Football body Uefa has ordered an independent review of events surrounding the Champions League final after UK officials demanded a probe over the treatment of Liverpool fans.
Portuguese lawmaker Dr Tiago Brandão Rodrigues has been commissioned to lead a comprehensive review that will “examine decision making, responsibility and behaviours of all entities involved in the final,” the sporting body said.
The findings of the independent review will be made public once completed and Uefa will “evaluate the next steps” based on its findings, the body said.

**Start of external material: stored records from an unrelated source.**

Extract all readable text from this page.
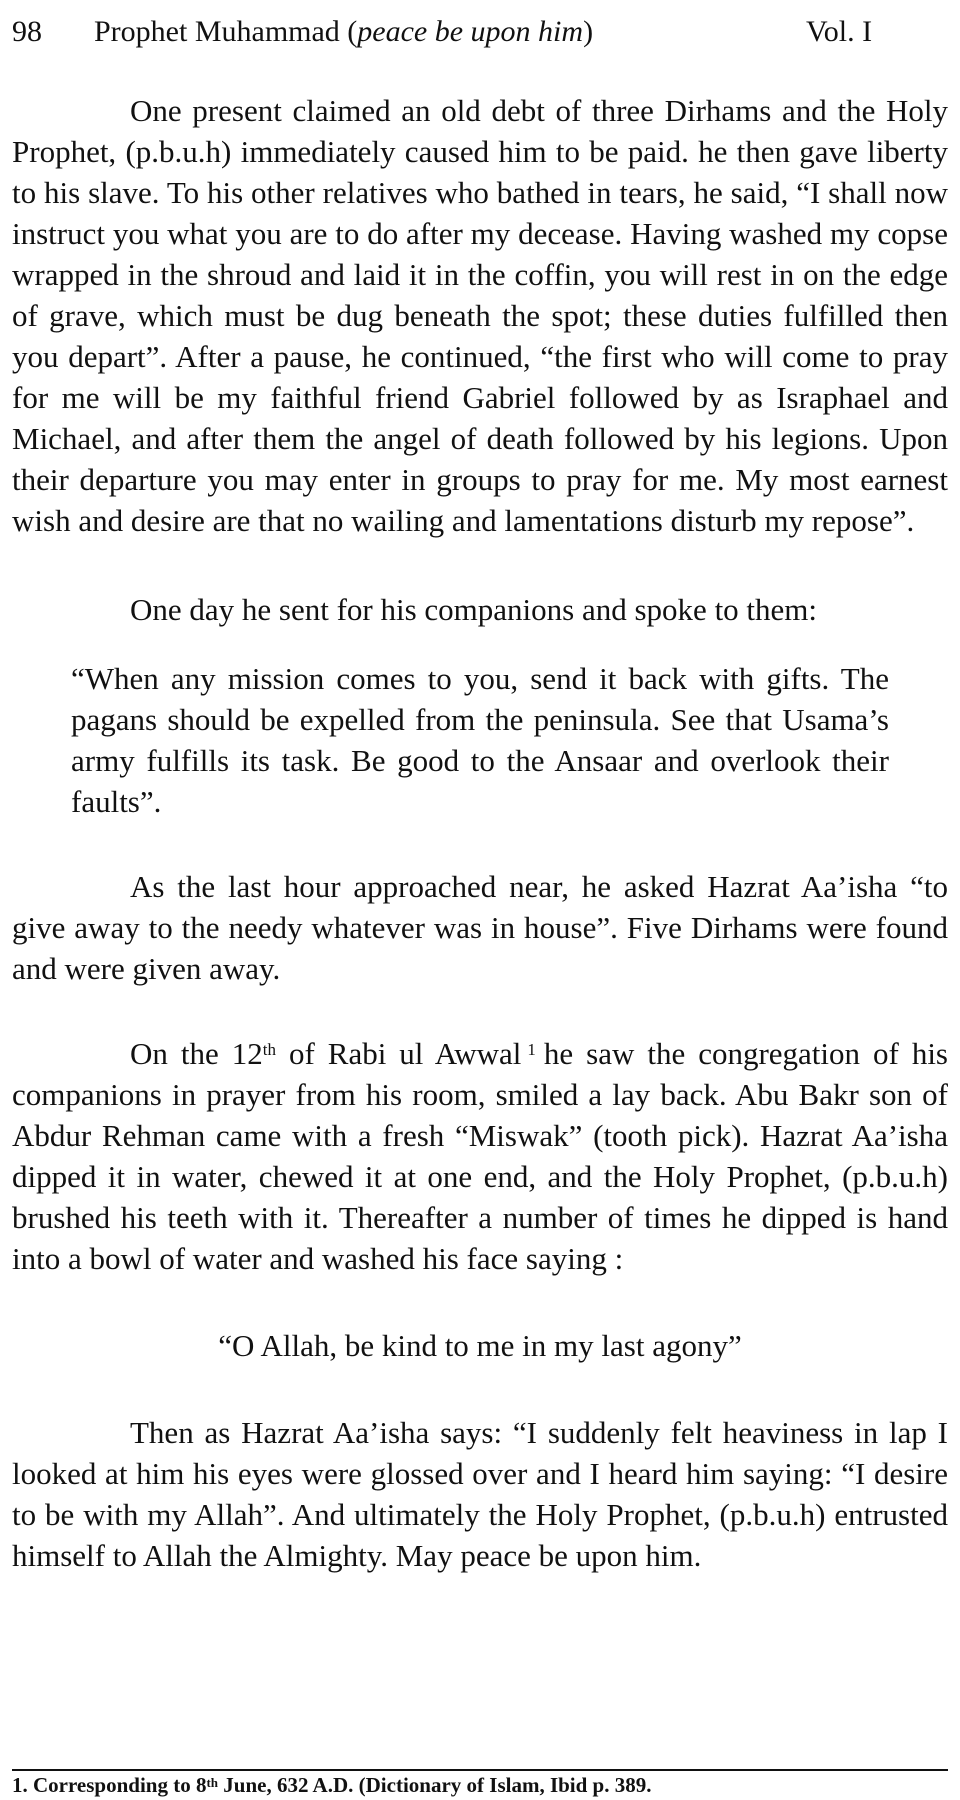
98 Prophet Muhammad (peace be upon him)	Vol. I

One present claimed an old debt of three Dirhams and the Holy Prophet, (p.b.u.h) immediately caused him to be paid. he then gave liberty to his slave. To his other relatives who bathed in tears, he said, “I shall now instruct you what you are to do after my decease. Having washed my copse wrapped in the shroud and laid it in the coffin, you will rest in on the edge of grave, which must be dug beneath the spot; these duties fulfilled then you depart”. After a pause, he continued, “the first who will come to pray for me will be my faithful friend Gabriel followed by as Israphael and Michael, and after them the angel of death followed by his legions. Upon their departure you may enter in groups to pray for me. My most earnest wish and desire are that no wailing and lamentations disturb my repose”.

One day he sent for his companions and spoke to them:

“When any mission comes to you, send it back with gifts. The pagans should be expelled from the peninsula. See that Usama’s army fulfills its task. Be good to the Ansaar and overlook their faults”.

As the last hour approached near, he asked Hazrat Aa’isha “to give away to the needy whatever was in house”. Five Dirhams were found and were given away.

On the 12th of Rabi ul Awwal $^1$ he saw the congregation of his companions in prayer from his room, smiled a lay back. Abu Bakr son of Abdur Rehman came with a fresh “Miswak” (tooth pick). Hazrat Aa’isha dipped it in water, chewed it at one end, and the Holy Prophet, (p.b.u.h) brushed his teeth with it. Thereafter a number of times he dipped is hand into a bowl of water and washed his face saying :

“O Allah, be kind to me in my last agony”

Then as Hazrat Aa’isha says: “I suddenly felt heaviness in lap I looked at him his eyes were glossed over and I heard him saying: “I desire to be with my Allah”. And ultimately the Holy Prophet, (p.b.u.h) entrusted himself to Allah the Almighty. May peace be upon him.

1. Corresponding to 8th June, 632 A.D. (Dictionary of Islam, Ibid p. 389.
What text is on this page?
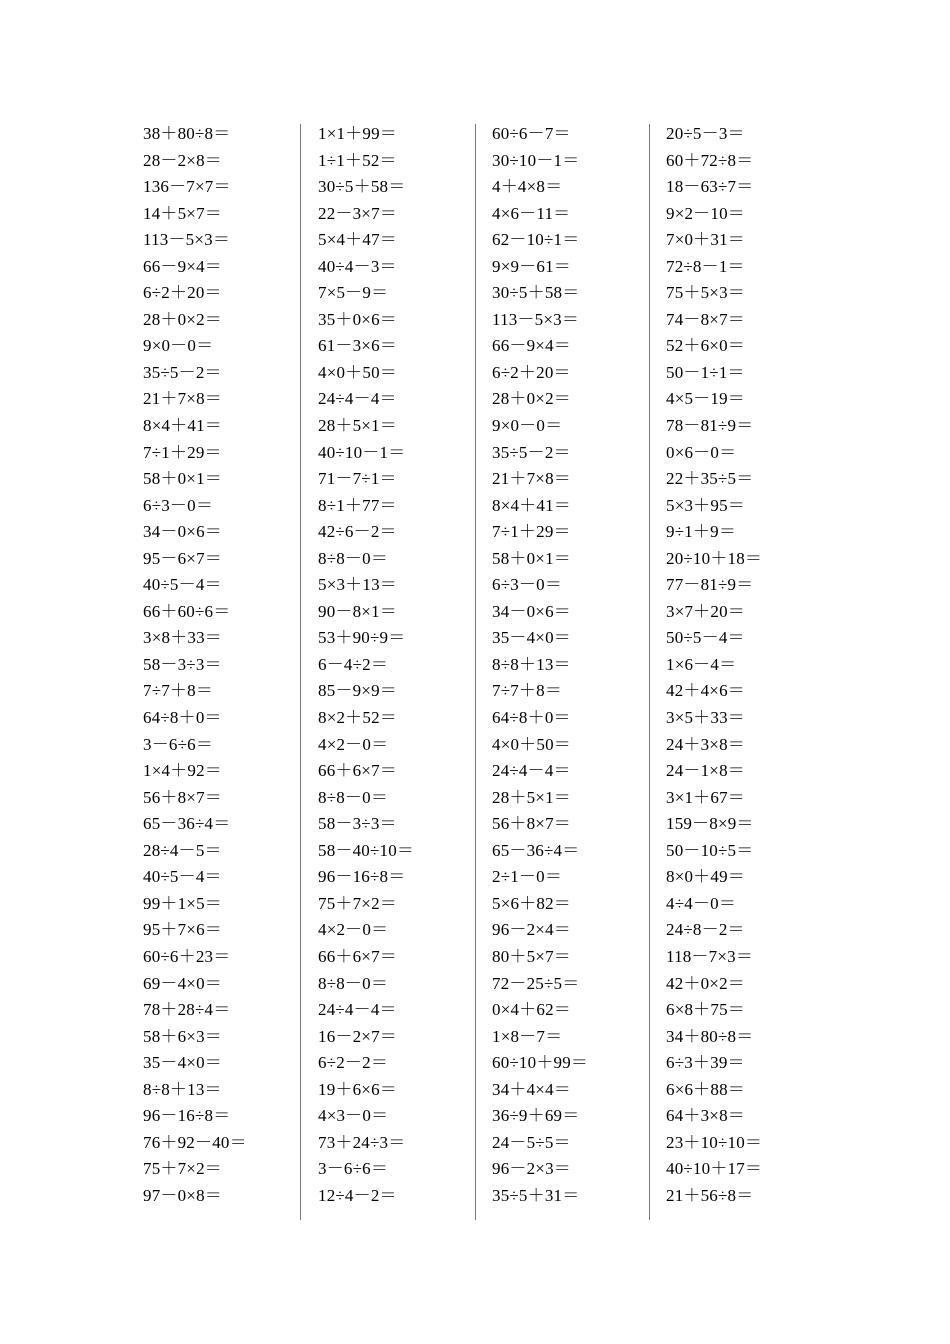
38＋80÷8＝
28－2×8＝
136－7×7＝
14＋5×7＝
113－5×3＝
66－9×4＝
6÷2＋20＝
28＋0×2＝
9×0－0＝
35÷5－2＝
21＋7×8＝
8×4＋41＝
7÷1＋29＝
58＋0×1＝
6÷3－0＝
34－0×6＝
95－6×7＝
40÷5－4＝
66＋60÷6＝
3×8＋33＝
58－3÷3＝
7÷7＋8＝
64÷8＋0＝
3－6÷6＝
1×4＋92＝
56＋8×7＝
65－36÷4＝
28÷4－5＝
40÷5－4＝
99＋1×5＝
95＋7×6＝
60÷6＋23＝
69－4×0＝
78＋28÷4＝
58＋6×3＝
35－4×0＝
8÷8＋13＝
96－16÷8＝
76＋92－40＝
75＋7×2＝
97－0×8＝
1×1＋99＝
1÷1＋52＝
30÷5＋58＝
22－3×7＝
5×4＋47＝
40÷4－3＝
7×5－9＝
35＋0×6＝
61－3×6＝
4×0＋50＝
24÷4－4＝
28＋5×1＝
40÷10－1＝
71－7÷1＝
8÷1＋77＝
42÷6－2＝
8÷8－0＝
5×3＋13＝
90－8×1＝
53＋90÷9＝
6－4÷2＝
85－9×9＝
8×2＋52＝
4×2－0＝
66＋6×7＝
8÷8－0＝
58－3÷3＝
58－40÷10＝
96－16÷8＝
75＋7×2＝
4×2－0＝
66＋6×7＝
8÷8－0＝
24÷4－4＝
16－2×7＝
6÷2－2＝
19＋6×6＝
4×3－0＝
73＋24÷3＝
3－6÷6＝
12÷4－2＝
60÷6－7＝
30÷10－1＝
4＋4×8＝
4×6－11＝
62－10÷1＝
9×9－61＝
30÷5＋58＝
113－5×3＝
66－9×4＝
6÷2＋20＝
28＋0×2＝
9×0－0＝
35÷5－2＝
21＋7×8＝
8×4＋41＝
7÷1＋29＝
58＋0×1＝
6÷3－0＝
34－0×6＝
35－4×0＝
8÷8＋13＝
7÷7＋8＝
64÷8＋0＝
4×0＋50＝
24÷4－4＝
28＋5×1＝
56＋8×7＝
65－36÷4＝
2÷1－0＝
5×6＋82＝
96－2×4＝
80＋5×7＝
72－25÷5＝
0×4＋62＝
1×8－7＝
60÷10＋99＝
34＋4×4＝
36÷9＋69＝
24－5÷5＝
96－2×3＝
35÷5＋31＝
20÷5－3＝
60＋72÷8＝
18－63÷7＝
9×2－10＝
7×0＋31＝
72÷8－1＝
75＋5×3＝
74－8×7＝
52＋6×0＝
50－1÷1＝
4×5－19＝
78－81÷9＝
0×6－0＝
22＋35÷5＝
5×3＋95＝
9÷1＋9＝
20÷10＋18＝
77－81÷9＝
3×7＋20＝
50÷5－4＝
1×6－4＝
42＋4×6＝
3×5＋33＝
24＋3×8＝
24－1×8＝
3×1＋67＝
159－8×9＝
50－10÷5＝
8×0＋49＝
4÷4－0＝
24÷8－2＝
118－7×3＝
42＋0×2＝
6×8＋75＝
34＋80÷8＝
6÷3＋39＝
6×6＋88＝
64＋3×8＝
23＋10÷10＝
40÷10＋17＝
21＋56÷8＝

Downing Street had demanded answers over the “disturbing” treatment of Liverpool fans caught up in chaos at the Champions League final, with fans including young children and pregnant women pepper-sprayed while attempting to enter the stadium with valid tickets.
Sports minister Nigel Huddleston said: “I’m pleased that Uefa has listened and will conduct a full, independent inquiry into the events at the Stade de France on Saturday night.”
Meanwhile, Liverpool FC asked supporters who attended the final in Paris to complete an online survey about their experiences to be used by the inquiry.
Chief executive Billy Hogan said: “All of the information is going to be treated securely and respectfully within the club. It’s vitally important that we get all this information into one place so it can be used in an investigation in the proper way.”
French ministers have claimed that thousands of fans turned up without tickets and attempted to gain entry to the stadium.
A No 10 spokesman said earlier that footage from outside the Stade de France was “deeply upsetting and disturbing”.
“We know many Liverpool fans travelled to Paris in good time to support their team in one of the biggest matches of the season and we are hugely disappointed by how they were treated,” he said.
“Fans deserve to know what happened, so we are urging Uefa to work closely with the French authorities on a full investigation and to publish those findings.”
The spokesman said earlier statements from Uefa blaming the delayed kick-off on the late arrival of fans “doesn’t chime with the experience of many of those standing outside the stadium”.
Former Tory leader Michael Howard, who attended the game, said it was “nonsense” to blame fans.
“There was no late arrival of fans. The problem was that the gates were closed, I was in a queue, in a crush, with my wife, which could have become very dangerous,” Lord Howard told the BBC.
“And we were waiting for the gate to which we’d been told to go and which was the right gate according to our tickets to open and it wasn’t opened.”
Liverpool MP Ian Byrne said fans were treated “like animals” which brought back “so many terrible memories” of the Hillsborough football disaster in April 1989.
Speaking on Sky News, he said: “It was horrific, there’s no other words to describe it, it was absolutely horrific.”
He blamed “awful policing and stewarding” and an “extremely hostile atmosphere”.